The U.S. Department of Justice has filed a lawsuit to block AT&T from acquiring mobile competitor T-Mobile USA, with the agency saying the US$39 billion deal would significantly reduce competition, jack up prices and stifle innovation.
The DOJ lawsuit, filed Wednesday in U.S. District Court for the District of Columbia, points to T-Mobile USA’s role as a low-cost competitor to the three other nationwide mobile carriers as a reason to block the deal.
“The combination of AT&T and T-Mobile would result in tens of millions of consumers all across the United States facing higher prices, fewer choices and lower quality products for mobile wireless services,” Deputy Attorney General James Cole said in a statement. “Consumers across the country, including those in rural areas and those with lower incomes, benefit from competition among the nation’s wireless carriers, particularly the four remaining national carriers.”
AT&T is confident the company will prevail in court, said Wayne Watts, AT&T’s senior executive vice president and general counsel.
AT&T plans to ask for an expedited court hearing “so the enormous benefits of this merger can be fully reviewed,” Watts said in a statement. “We are surprised and disappointed by today’s action, particularly since we have met repeatedly with the Department of Justice and there was no indication from the DOJ that this action was being contemplated.
Earlier Wednesday, AT&T said it would bring back 5,000 outsourced call-centre jobs to the U.S. if the deal was approved.
AT&T and T-Mobile, owned by Deutsche Telekom, compete head-to-head in 97 of the nation’s 100 largest cellular marketing areas, the complaint said.

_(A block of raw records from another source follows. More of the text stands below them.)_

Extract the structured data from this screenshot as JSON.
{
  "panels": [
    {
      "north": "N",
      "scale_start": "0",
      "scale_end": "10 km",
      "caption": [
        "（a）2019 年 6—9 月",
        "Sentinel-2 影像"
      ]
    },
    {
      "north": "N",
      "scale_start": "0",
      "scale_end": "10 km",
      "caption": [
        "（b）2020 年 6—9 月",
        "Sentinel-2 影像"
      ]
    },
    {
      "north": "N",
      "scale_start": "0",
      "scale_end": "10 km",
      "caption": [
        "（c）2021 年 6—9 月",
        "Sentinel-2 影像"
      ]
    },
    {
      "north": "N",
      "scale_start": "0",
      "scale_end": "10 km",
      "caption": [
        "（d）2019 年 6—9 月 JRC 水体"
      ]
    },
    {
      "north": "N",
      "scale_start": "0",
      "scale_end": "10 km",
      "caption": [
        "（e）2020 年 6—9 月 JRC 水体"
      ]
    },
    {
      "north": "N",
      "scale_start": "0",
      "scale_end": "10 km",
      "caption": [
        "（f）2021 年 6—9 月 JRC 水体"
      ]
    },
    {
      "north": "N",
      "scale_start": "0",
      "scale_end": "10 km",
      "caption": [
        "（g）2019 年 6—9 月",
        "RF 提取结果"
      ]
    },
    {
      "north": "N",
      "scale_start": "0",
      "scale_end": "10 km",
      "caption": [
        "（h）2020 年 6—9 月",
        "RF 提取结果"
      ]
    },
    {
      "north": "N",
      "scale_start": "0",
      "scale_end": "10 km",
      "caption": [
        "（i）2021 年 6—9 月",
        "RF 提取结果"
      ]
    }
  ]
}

The deal would eliminate T-Mobile as a “disruptive force” in the mobile industry through low prices and innovative services, the DOJ said in a press release.

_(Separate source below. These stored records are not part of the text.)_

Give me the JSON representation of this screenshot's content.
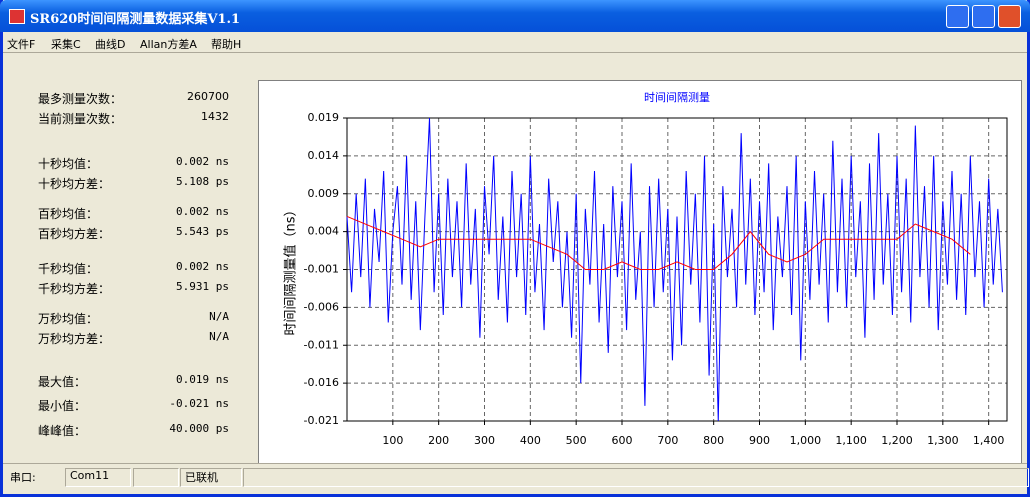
{
  "window": {
    "title": "SR620时间间隔测量数据采集V1.1"
  },
  "menu": [
    "文件F",
    "采集C",
    "曲线D",
    "Allan方差A",
    "帮助H"
  ],
  "stats": [
    {
      "label": "最多测量次数：",
      "value": 260700
    },
    {
      "label": "当前测量次数：",
      "value": 1432
    },
    {
      "label": "十秒均值：",
      "value": "0.002 ns"
    },
    {
      "label": "十秒均方差：",
      "value": "5.108 ps"
    },
    {
      "label": "百秒均值：",
      "value": "0.002 ns"
    },
    {
      "label": "百秒均方差：",
      "value": "5.543 ps"
    },
    {
      "label": "千秒均值：",
      "value": "0.002 ns"
    },
    {
      "label": "千秒均方差：",
      "value": "5.931 ps"
    },
    {
      "label": "万秒均值：",
      "value": "N/A"
    },
    {
      "label": "万秒均方差：",
      "value": "N/A"
    },
    {
      "label": "最大值：",
      "value": "0.019 ns"
    },
    {
      "label": "最小值：",
      "value": "-0.021 ns"
    },
    {
      "label": "峰峰值：",
      "value": "40.000 ps"
    }
  ],
  "status": {
    "port_label": "串口:",
    "port": "Com11",
    "state": "已联机"
  },
  "chart_data": {
    "type": "line",
    "title": "时间间隔测量",
    "y_label": "时间间隔测量值（ns）",
    "grid": true,
    "xlim": [
      0,
      1440
    ],
    "ylim": [
      -0.021,
      0.019
    ],
    "xticks": [
      100,
      200,
      300,
      400,
      500,
      600,
      700,
      800,
      900,
      {
        "value": 1000,
        "label": "1,000"
      },
      {
        "value": 1100,
        "label": "1,100"
      },
      {
        "value": 1200,
        "label": "1,200"
      },
      {
        "value": 1300,
        "label": "1,300"
      },
      {
        "value": 1400,
        "label": "1,400"
      }
    ],
    "yticks": [
      0.019,
      0.014,
      0.009,
      0.004,
      -0.001,
      -0.006,
      -0.011,
      -0.016,
      -0.021
    ],
    "x": [
      0,
      10,
      20,
      30,
      40,
      50,
      60,
      70,
      80,
      90,
      100,
      110,
      120,
      130,
      140,
      150,
      160,
      170,
      180,
      190,
      200,
      210,
      220,
      230,
      240,
      250,
      260,
      270,
      280,
      290,
      300,
      310,
      320,
      330,
      340,
      350,
      360,
      370,
      380,
      390,
      400,
      410,
      420,
      430,
      440,
      450,
      460,
      470,
      480,
      490,
      500,
      510,
      520,
      530,
      540,
      550,
      560,
      570,
      580,
      590,
      600,
      610,
      620,
      630,
      640,
      650,
      660,
      670,
      680,
      690,
      700,
      710,
      720,
      730,
      740,
      750,
      760,
      770,
      780,
      790,
      800,
      810,
      820,
      830,
      840,
      850,
      860,
      870,
      880,
      890,
      900,
      910,
      920,
      930,
      940,
      950,
      960,
      970,
      980,
      990,
      1000,
      1010,
      1020,
      1030,
      1040,
      1050,
      1060,
      1070,
      1080,
      1090,
      1100,
      1110,
      1120,
      1130,
      1140,
      1150,
      1160,
      1170,
      1180,
      1190,
      1200,
      1210,
      1220,
      1230,
      1240,
      1250,
      1260,
      1270,
      1280,
      1290,
      1300,
      1310,
      1320,
      1330,
      1340,
      1350,
      1360,
      1370,
      1380,
      1390,
      1400,
      1410,
      1420,
      1430
    ],
    "series": [
      {
        "color": "#0000ff",
        "values": [
          0.006,
          -0.004,
          0.009,
          -0.002,
          0.011,
          -0.006,
          0.007,
          0.0,
          0.012,
          -0.008,
          0.004,
          0.01,
          -0.003,
          0.014,
          -0.005,
          0.008,
          -0.009,
          0.006,
          0.019,
          -0.004,
          0.009,
          -0.007,
          0.011,
          -0.002,
          0.008,
          -0.006,
          0.013,
          -0.003,
          0.007,
          -0.01,
          0.01,
          0.001,
          0.014,
          -0.005,
          0.006,
          -0.008,
          0.012,
          -0.002,
          0.009,
          -0.007,
          0.014,
          -0.004,
          0.005,
          -0.009,
          0.011,
          0.0,
          0.008,
          -0.006,
          0.004,
          -0.01,
          0.009,
          -0.016,
          0.007,
          -0.003,
          0.012,
          -0.008,
          0.005,
          -0.012,
          0.01,
          -0.002,
          0.008,
          -0.009,
          0.013,
          -0.005,
          0.004,
          -0.019,
          0.01,
          -0.006,
          0.011,
          -0.004,
          0.007,
          -0.013,
          0.006,
          -0.011,
          0.012,
          -0.003,
          0.009,
          -0.008,
          0.014,
          -0.015,
          0.005,
          -0.021,
          0.01,
          -0.002,
          0.007,
          -0.006,
          0.017,
          -0.003,
          0.011,
          -0.007,
          0.008,
          -0.004,
          0.013,
          -0.009,
          0.006,
          -0.002,
          0.01,
          -0.007,
          0.014,
          -0.013,
          0.008,
          -0.005,
          0.012,
          -0.003,
          0.009,
          -0.008,
          0.016,
          -0.004,
          0.011,
          -0.006,
          0.014,
          -0.002,
          0.008,
          -0.01,
          0.013,
          -0.005,
          0.017,
          -0.003,
          0.009,
          -0.007,
          0.014,
          -0.004,
          0.011,
          -0.008,
          0.018,
          -0.002,
          0.01,
          -0.006,
          0.014,
          -0.009,
          0.008,
          -0.003,
          0.012,
          -0.005,
          0.009,
          -0.007,
          0.014,
          -0.002,
          0.008,
          -0.006,
          0.011,
          -0.003,
          0.007,
          -0.004
        ]
      },
      {
        "color": "#ff0000",
        "x": [
          0,
          40,
          80,
          120,
          160,
          200,
          240,
          280,
          320,
          360,
          400,
          440,
          480,
          520,
          560,
          600,
          640,
          680,
          720,
          760,
          800,
          840,
          880,
          920,
          960,
          1000,
          1040,
          1080,
          1120,
          1160,
          1200,
          1240,
          1280,
          1320,
          1360
        ],
        "values": [
          0.006,
          0.005,
          0.004,
          0.003,
          0.002,
          0.003,
          0.003,
          0.003,
          0.003,
          0.003,
          0.003,
          0.002,
          0.001,
          -0.001,
          -0.001,
          0.0,
          -0.001,
          -0.001,
          0.0,
          -0.001,
          -0.001,
          0.001,
          0.004,
          0.001,
          0.0,
          0.001,
          0.003,
          0.003,
          0.003,
          0.003,
          0.003,
          0.005,
          0.004,
          0.003,
          0.001
        ]
      }
    ]
  }
}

T-Mobile offered the first smartphone using the Android OS, the first Blackberry wireless e-mail and the first national Wi-Fi hotspot access, the DOJ said. T-Mobile was the first U.S. company to roll out a nationwide data network based on advanced HSPA+ (High-Speed Packet Access) technology, the agency said.
AT&T felt competitive pressure from T-Mobile, and from its HSPA+ offering, Cole said.
T-Mobile sees itself as “the No. 1 value challenger of the established big guys in the market,” according to company documents quoted in the DOJ complaint. T-Mobile’s strategy is to “attack incumbents and find innovative ways to overcome scale disadvantages. [T-Mobile] will be faster, more agile, and scrappy, with diligence on decisions and costs both big and small,” the documents added.
The DOJ looked seriously at the benefits AT&T and T-Mobile talked about, the agency said. AT&T did not demonstrate that the deal “promised any efficiencies that would be sufficient to outweigh the transaction’s substantial adverse impact on competition and consumers,” the DOJ said.
Critics have said the merger would reduce the number of nationwide mobile carriers from four to three and could lead to higher mobile service prices with low-cost competitor T-Mobile eliminated. AT&T could better use the $39 billion to build out and improve its existing network, critics have said.
AT&T has argued that the deal will allow the carrier to bring LTE (Long Term Evolution) mobile broadband service to 97 per cent of the U.S., as opposed to 80 percent without the merger. T-Mobile executives have said they don’t have the spectrum to offer LTE service without the merger. The merger will result in better mobile service, with fewer dropped calls and faster data speeds, AT&T has said.
The DOJ’s opposition to the deal may not mean the merger is dead, said Jeff Kagan, an independent telecom analyst. “It can be renegotiated,” he said. “I think the government is simply saying this deal, the way it is structured, will not be approved. So AT&T must change the structure and they will. They will reintroduce this deal and it will be under consideration again.”
The DOJ’s actions, however, strike a major blow to AT&T as it searches for ways to meet a growing demand for mobile spectrum, he said. “AT&T needs more capacity,” he said. “However, this is the same problem every carrier has to deal with going forward. We need solutions.”
One way to deal with the spectrum crunch caused by increased use of mobile data services would be for the U.S. Federal Communications Commission to take back mobile spectrum and let all carriers share it, Kagan said. Another approach would be to combine terrestrial and satellite services, as mobile broadband startup LightSquared has proposed, he said.
“Either way, we need to come together as a nation and an industry and come up with a real long term solution,” he said.
The FCC, also reviewing the proposed merger, had “serious concerns” about the deal’s effect on mobile competition, FCC Chairman Julius Genachowski said in a statement.
Critics of the deal applauded the DOJ’s actions. “This ought not to be a big surprise,” said Andrew Jay Schwartzman, senior vice president and policy director of Media Access Project, a nonprofit law firm focused on media issues. “This is arguably the most anti-competitive move in recent American economic history. It is heartening that the Department of Justice has withstood withering political pressure from AT&T to do the right thing for the American public.”